La dispute de l'ornement - que nous ont rendue familière les travaux
de l'historien de l'art Aloïs Riegl et le célèbre pamphlet d'Adolf
Loos, tout comme les prises de positions des artistes du modernisme
et du minimal art - a une longue histoire. Les Concepts préliminaires
en vue d'une théorie des ornements de Karl Philip Moritz, rédigés en
1793, constituent une étape décisive. Écrit par l'un des tenants de la
Klassik, héritier de Winckelmann et de Herder, dont l'influence sur
Goethe est notoire, l'ouvrage étonne par son enquête empirique
et sa pratique de la description. Une théorie des ornements et non
de l'ornement se construit dans l'étude des motifs, la connaissance
des productions qu'un long voyage en Italie et l'observation des
demeures berlinoises ont procurées à l'auteur.
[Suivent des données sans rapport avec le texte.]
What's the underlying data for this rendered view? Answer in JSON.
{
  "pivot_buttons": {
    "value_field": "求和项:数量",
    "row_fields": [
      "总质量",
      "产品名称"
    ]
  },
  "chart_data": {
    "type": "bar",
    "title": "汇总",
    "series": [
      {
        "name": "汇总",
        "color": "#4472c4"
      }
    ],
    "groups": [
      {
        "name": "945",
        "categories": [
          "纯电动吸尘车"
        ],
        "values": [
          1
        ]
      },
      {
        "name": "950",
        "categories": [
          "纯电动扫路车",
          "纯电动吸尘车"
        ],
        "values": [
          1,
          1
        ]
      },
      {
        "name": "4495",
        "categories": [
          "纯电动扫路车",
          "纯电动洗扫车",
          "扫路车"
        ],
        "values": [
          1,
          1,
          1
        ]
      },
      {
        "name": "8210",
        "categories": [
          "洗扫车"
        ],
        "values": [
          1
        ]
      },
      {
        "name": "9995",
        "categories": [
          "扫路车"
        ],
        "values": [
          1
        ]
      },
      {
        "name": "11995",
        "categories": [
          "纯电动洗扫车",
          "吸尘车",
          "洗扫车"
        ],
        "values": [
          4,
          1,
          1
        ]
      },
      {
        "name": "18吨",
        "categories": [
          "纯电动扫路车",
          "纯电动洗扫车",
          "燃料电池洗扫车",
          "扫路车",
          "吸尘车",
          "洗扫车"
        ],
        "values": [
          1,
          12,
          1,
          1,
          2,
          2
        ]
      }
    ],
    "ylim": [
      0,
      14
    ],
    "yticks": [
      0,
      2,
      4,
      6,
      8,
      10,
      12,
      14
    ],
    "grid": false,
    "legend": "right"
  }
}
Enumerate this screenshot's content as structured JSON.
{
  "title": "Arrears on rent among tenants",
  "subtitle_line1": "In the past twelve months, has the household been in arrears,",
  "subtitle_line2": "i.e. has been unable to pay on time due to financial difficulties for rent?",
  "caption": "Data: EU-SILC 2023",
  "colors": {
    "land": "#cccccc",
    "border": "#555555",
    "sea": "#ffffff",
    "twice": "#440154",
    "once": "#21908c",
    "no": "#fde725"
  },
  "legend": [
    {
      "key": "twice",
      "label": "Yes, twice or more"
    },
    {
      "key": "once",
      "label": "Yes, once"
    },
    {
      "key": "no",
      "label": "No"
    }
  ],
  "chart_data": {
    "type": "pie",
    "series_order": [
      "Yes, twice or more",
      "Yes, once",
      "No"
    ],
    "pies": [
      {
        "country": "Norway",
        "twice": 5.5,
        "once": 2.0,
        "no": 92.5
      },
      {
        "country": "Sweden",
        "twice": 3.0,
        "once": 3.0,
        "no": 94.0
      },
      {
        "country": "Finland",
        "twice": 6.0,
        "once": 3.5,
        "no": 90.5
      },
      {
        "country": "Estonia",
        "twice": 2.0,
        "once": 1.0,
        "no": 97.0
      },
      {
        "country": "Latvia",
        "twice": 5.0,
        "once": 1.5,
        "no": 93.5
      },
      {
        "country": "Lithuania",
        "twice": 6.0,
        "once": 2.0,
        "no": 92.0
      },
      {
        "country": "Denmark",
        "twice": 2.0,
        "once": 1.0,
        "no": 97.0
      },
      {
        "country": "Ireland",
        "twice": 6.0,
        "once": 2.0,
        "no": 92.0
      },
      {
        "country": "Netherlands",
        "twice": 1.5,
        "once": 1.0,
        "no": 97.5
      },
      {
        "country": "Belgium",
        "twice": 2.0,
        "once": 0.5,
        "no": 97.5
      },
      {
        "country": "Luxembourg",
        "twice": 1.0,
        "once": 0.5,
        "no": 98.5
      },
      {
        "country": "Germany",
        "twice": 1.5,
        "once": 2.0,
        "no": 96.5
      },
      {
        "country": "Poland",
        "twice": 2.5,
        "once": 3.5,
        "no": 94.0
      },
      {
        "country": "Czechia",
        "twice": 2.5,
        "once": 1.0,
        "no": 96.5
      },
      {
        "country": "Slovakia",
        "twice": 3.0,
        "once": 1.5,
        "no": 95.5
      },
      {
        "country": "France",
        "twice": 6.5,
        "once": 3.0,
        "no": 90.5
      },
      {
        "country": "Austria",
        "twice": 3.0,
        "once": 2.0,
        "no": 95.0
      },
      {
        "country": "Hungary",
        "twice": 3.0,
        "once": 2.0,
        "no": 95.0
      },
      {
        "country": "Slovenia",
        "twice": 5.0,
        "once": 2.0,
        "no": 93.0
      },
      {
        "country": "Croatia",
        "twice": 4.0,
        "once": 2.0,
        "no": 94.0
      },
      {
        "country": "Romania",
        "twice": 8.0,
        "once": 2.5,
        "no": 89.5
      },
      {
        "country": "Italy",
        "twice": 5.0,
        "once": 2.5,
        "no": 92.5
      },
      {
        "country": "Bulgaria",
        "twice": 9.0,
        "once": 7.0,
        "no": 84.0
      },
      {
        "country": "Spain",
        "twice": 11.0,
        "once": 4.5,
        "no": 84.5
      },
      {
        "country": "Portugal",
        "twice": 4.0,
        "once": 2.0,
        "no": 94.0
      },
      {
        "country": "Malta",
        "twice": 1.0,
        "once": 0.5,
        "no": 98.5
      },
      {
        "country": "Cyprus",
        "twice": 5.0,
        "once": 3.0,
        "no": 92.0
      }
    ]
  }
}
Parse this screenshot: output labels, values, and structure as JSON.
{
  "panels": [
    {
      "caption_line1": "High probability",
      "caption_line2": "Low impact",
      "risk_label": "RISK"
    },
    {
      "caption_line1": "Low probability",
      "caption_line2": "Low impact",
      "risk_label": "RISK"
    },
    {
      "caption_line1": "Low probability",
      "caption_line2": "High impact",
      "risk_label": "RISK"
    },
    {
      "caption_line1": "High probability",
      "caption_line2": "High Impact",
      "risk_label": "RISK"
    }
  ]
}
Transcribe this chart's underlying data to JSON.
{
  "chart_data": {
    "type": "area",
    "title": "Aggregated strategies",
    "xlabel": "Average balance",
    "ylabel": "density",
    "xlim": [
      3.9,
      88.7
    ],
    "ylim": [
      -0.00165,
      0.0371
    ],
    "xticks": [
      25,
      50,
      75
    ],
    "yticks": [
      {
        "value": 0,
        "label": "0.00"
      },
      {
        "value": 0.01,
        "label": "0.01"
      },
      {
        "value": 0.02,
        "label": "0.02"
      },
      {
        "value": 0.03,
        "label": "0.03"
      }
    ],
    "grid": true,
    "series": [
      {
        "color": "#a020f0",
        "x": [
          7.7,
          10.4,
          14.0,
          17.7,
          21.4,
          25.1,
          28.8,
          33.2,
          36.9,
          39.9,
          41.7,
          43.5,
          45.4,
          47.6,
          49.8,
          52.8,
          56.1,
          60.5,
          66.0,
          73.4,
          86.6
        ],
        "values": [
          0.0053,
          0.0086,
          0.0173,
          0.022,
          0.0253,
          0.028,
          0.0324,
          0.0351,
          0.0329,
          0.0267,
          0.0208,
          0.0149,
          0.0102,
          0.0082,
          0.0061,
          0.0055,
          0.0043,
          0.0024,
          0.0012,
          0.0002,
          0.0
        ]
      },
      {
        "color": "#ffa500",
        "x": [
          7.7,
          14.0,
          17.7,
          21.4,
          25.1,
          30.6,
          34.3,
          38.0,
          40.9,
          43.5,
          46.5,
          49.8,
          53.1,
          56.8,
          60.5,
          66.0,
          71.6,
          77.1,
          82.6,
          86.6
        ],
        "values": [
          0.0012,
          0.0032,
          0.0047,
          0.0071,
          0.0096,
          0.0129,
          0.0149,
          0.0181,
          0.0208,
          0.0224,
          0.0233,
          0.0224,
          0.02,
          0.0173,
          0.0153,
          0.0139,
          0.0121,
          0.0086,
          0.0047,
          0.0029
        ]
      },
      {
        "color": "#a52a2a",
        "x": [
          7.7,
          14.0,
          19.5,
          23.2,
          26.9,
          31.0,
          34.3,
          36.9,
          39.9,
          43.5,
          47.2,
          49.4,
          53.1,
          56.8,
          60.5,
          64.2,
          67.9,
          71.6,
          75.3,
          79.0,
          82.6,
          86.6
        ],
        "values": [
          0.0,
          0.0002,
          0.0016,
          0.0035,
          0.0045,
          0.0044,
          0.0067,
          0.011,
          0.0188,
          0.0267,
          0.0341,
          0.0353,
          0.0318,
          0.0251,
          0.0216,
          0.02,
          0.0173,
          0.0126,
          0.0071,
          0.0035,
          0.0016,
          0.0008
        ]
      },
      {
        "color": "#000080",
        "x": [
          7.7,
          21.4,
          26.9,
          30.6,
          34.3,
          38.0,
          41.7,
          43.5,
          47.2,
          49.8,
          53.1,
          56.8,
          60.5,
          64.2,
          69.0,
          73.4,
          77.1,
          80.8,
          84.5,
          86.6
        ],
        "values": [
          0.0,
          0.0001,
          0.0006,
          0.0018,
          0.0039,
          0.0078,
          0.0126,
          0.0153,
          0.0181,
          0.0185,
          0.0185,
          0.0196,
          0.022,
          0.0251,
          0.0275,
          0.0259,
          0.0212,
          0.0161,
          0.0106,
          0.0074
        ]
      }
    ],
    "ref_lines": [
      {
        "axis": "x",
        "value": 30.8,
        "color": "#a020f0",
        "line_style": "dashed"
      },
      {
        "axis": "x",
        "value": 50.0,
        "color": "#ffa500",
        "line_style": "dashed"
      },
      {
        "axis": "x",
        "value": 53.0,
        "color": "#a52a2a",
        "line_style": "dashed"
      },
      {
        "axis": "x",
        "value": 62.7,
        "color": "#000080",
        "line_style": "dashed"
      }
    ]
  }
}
Moritz montre que la pensée de l'ornement est une pièce maîtresse
de la réflexion esthétique sur la beauté. À l'opposé de l'allégorie,
les ornements sont des formes libres qui n'imitent rien, qui n'ont
pas de signification. Ils dévoilent la dimension anthropologique du
besoin d'art et contribuent à la promotion de l'imagination.